God have mercy on the soul of Jack Chick, the father of countless garish mini comics that litter laundromats and bus stations around the globe. Chick’s infamous cartoon tracts have been translated into hundreds of languages and are meant to terrify unbelievers into a godly way of life.
Chick was 92 when he died yesterday. He had been pumping out his comics for decades and decades, warning people away from such dangers as Harry Potter, Dungeons and Dragons, C.S. Lewis, evolution, Pat Robertson, Halloween, and of course Catholicism. The Catholic Church was a favorite target, and his tracts advance a version of Church history that can only be described as ultrabonkers.
He says, for instance, that the Vatican keeps a “big computer” on which is listed your (yes, your) name, to streamline future persecutions; that the Church created both Islam and the Holocaust to help it oppress the Jews; and that the secret commie John Paul II engineered his own fake assassination attempt. Also, it was the Jesuits who killed Abraham Lincoln.
Even if you do believe that Catholicism is a false, non-Biblical religion that leads Christians astray . . . seriously, Abraham stinkin’ Lincoln.

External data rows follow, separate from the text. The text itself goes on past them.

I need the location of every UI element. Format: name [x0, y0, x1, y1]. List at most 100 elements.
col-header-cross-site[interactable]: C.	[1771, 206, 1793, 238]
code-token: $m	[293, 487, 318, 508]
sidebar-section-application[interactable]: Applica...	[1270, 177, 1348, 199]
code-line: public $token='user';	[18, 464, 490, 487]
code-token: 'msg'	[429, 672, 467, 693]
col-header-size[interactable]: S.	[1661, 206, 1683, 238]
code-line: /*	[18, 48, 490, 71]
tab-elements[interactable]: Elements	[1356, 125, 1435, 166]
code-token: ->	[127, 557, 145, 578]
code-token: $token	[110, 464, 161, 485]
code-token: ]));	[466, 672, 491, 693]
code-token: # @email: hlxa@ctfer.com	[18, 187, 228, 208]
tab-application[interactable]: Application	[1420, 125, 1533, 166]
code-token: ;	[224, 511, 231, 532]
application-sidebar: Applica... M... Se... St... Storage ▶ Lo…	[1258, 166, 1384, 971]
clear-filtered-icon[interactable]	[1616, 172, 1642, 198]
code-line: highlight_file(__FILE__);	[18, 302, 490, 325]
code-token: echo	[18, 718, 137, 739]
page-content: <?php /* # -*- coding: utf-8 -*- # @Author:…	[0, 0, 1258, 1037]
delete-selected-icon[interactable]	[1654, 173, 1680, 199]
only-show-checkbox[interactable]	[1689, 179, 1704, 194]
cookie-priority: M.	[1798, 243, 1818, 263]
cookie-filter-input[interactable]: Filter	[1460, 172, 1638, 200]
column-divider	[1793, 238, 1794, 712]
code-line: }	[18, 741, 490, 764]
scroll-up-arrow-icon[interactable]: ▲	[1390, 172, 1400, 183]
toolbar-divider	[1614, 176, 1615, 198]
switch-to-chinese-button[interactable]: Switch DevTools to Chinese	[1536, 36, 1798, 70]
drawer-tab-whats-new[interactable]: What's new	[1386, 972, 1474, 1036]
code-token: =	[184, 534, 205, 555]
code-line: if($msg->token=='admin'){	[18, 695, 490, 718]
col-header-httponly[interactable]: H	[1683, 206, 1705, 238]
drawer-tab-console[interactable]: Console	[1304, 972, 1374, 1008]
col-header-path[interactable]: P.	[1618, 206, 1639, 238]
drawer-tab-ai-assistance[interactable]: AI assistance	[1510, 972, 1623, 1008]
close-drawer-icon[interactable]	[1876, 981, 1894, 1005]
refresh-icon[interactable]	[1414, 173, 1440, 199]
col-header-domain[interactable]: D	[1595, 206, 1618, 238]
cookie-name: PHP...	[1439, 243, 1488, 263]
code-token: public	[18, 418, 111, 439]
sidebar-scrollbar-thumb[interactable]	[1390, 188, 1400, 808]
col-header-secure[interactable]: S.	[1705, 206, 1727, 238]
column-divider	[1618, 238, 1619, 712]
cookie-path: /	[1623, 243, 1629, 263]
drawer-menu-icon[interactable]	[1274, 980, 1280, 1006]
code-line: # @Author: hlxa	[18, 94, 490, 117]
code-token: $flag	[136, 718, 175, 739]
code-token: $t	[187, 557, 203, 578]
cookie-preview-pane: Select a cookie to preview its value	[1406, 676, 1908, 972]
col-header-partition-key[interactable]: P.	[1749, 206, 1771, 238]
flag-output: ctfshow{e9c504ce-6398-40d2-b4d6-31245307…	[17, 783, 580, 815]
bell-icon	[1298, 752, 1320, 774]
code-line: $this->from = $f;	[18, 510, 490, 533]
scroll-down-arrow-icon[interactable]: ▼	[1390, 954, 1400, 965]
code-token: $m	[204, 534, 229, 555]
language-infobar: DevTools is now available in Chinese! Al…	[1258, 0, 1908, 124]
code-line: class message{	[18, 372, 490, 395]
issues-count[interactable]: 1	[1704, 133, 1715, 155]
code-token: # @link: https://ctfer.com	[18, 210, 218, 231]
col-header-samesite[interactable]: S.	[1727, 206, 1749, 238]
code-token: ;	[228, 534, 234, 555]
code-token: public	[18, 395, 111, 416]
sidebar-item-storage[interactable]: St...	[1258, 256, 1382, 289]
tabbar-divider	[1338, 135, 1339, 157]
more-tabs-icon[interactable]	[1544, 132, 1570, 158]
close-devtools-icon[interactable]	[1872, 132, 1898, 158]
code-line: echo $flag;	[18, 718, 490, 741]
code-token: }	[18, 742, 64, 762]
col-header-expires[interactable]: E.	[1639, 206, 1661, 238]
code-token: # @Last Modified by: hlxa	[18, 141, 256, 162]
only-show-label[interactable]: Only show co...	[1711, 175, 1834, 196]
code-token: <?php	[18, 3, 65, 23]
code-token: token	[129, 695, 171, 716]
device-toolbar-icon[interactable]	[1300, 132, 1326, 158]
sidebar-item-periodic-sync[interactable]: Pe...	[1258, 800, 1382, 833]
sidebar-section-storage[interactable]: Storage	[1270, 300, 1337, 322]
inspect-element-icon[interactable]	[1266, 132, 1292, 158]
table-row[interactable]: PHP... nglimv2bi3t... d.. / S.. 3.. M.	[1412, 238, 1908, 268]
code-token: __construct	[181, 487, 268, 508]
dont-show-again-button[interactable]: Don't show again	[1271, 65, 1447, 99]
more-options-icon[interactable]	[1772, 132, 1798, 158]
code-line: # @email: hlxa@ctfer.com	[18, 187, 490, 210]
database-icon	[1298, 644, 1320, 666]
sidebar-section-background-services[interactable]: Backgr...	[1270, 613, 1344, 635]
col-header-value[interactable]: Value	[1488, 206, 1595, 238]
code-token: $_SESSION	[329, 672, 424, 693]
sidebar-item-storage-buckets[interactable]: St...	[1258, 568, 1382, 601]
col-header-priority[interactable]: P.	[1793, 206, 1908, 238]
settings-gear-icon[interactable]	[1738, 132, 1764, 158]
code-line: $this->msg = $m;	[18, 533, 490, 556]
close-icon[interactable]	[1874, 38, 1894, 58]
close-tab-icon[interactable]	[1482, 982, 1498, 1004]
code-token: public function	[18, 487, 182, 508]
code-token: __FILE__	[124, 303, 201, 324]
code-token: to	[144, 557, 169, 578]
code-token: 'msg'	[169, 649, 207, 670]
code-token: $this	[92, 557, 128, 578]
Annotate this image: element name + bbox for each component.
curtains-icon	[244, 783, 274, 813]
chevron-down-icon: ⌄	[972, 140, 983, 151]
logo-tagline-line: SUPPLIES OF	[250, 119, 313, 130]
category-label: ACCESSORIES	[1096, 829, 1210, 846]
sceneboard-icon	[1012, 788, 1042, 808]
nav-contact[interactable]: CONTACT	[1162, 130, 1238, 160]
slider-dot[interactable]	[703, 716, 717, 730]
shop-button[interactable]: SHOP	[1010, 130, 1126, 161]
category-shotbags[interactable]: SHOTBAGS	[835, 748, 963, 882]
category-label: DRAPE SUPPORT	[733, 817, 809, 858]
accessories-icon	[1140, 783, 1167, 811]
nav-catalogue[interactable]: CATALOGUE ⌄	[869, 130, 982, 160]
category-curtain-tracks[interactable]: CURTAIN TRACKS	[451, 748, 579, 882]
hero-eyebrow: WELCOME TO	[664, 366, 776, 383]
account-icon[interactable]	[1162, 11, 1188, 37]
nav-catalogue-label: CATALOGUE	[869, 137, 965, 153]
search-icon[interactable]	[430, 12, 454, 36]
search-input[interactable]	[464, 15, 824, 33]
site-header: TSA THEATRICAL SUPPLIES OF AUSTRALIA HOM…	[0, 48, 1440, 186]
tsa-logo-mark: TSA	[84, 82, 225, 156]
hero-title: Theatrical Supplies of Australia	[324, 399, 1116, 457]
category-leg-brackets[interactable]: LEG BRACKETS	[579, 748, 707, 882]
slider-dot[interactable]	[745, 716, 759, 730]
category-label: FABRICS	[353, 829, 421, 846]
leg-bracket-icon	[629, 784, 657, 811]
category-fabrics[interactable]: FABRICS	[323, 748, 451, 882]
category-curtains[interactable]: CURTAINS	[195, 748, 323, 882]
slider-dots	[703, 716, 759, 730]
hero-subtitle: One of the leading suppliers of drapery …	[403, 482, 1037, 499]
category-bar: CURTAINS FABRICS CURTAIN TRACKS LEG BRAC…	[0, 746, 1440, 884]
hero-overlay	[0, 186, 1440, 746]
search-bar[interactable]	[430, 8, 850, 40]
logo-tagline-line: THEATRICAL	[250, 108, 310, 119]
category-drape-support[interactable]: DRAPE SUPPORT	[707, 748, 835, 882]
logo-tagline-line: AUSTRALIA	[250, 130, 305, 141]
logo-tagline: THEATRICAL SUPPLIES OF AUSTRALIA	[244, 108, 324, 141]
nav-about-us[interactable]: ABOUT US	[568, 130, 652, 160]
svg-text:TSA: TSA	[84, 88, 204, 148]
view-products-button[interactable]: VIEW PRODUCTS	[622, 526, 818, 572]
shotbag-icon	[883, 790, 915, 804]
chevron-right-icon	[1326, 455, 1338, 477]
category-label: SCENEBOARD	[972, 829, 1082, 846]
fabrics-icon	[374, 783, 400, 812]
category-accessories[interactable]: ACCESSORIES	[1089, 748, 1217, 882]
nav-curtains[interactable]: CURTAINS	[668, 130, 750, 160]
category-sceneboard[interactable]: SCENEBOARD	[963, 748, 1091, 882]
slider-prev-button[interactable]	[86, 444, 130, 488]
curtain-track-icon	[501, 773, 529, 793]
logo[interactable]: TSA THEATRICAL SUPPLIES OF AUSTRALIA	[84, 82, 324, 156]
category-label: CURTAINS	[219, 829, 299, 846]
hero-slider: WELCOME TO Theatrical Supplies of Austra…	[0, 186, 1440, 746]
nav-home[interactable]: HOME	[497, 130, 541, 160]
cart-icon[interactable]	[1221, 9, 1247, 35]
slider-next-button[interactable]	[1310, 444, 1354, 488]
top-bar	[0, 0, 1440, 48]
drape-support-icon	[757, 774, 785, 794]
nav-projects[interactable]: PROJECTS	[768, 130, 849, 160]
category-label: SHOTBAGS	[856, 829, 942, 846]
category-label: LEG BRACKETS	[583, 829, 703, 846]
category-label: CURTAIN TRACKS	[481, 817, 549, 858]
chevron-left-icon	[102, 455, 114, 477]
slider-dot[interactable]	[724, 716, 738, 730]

The comics are flashy and grotesque, full of fat, grinning demons, smarmy tempters, spittle-flecked evildoers with pouchy cheeks and wickedly curling eyebrows, and hapless victims with sweet, vulnerable eyes and gently curling hair. Angels drag astonished souls through the heavens like bundles of laundry; sweaty Arabs wield evil, eastern daggers; the dead pop up through the soil of their graves like jack-in-the-boxes, scratching their heads in astonishment as they come face to face with immortality, of all things.
Chick’s materials openly scream “I AM EXTREMELY CRAZY AND SHOULD NOT BE TRUSTED WITH THE CARE OF A HOUSE PLANT, MUCH LESS YOUR SOUL.” So why did he have such a huge following, and why was his business so robust? What is it that makes functioning adults trust, believe, and even champion a cause led by an obvious lunatic, and what makes them not even care whether he’s telling the truth?
Along with his prowess for crude emotional manipulation, Chick masterfully wielded two powerful weapons: fear and self-righteousness. They work together. You persuade your mark that he is in terrible, imminent danger of something that cannot be reversed (and what kind of fool would not listen to a warning like that?), and then you persuade him that he can find himself securely on the right side of everything simply by checking the right box
(and what kind of idiot wouldn’t want to be on the right side?).
Combine the fear that is too risky to ignore with a prize that is too delightful to reject, and you can say any ridiculous thing, any lie that two seconds of research will refute in a twinkling, and no one will care. Think you’re too smart to fall for an appeal as crude as Chick’s? Think again, 2016 America. Fear and self-righteousness Trump reason every time.